Great article Justin! I have definitely come to love my telephoto lens for landscape photography.

Thanks! Me too, it is one of my favorites! Sometimes I feel like I use it too much 😆.

A not very important correction as not any long-focus lens is a telephoto lens.
From Wikipedia:
A telephoto lens, also known as telelens, is a specific type of a long-focus lens used in photography and cinematography, in which the physical length of the lens is shorter than the focal length.

You are correct! Thank you for interacting!

Hmmm... long lenses for landscape photography.

Been a while, I suppose! I'm glad fstoppers has finally tackled this topic.

I probably use the telephotos a little too much, lol!

I’ve photographed landscape with a variety of telephoto lens going back the the 1980’s:

https://fstoppers.com/photo/673246

Many of which I wouldn’t attempt even at some of my more remote old stomping grounds especially during the summer months when temperature are 85˚F and above due to diminished air quality.

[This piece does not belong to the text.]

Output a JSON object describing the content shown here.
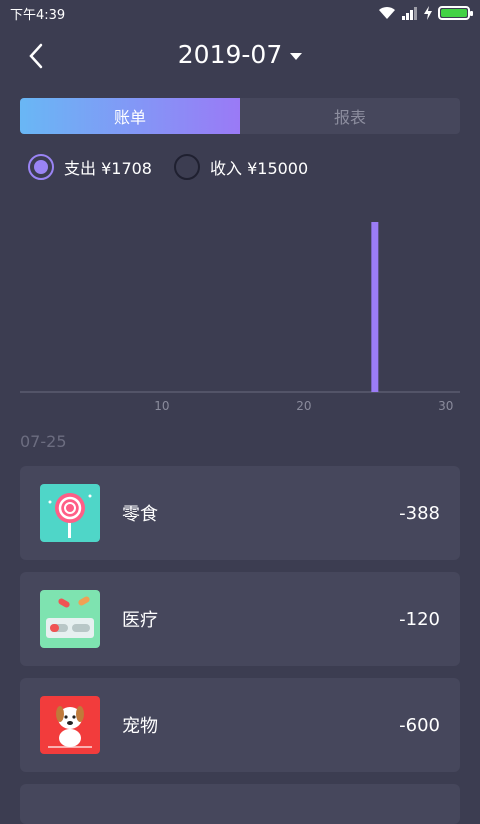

https://www.nps.gov/subjects/air/visibility.htm

But that’s a whole n’other topic, above is a link to explore if you are so inclined.
Other than telephoto landscapes I have even used my 400mm telephoto for small animal close-up images with the aide of my 25mm extenuation tube. This shifted the minimal focusing distance allowing me to get closer to my subject(s):

https://fstoppers.com/photo/653960

And,

https://fstoppers.com/photo/653632

Nice Images!

Great article and lovely shots Justin. I love a good telephoto, my 2 faves are the Fujifilm 50-140mm f/2.8 and the OM 40-150mm f/4!

Thank you! I liked the fuji 50-140mm when their sales rep showed me!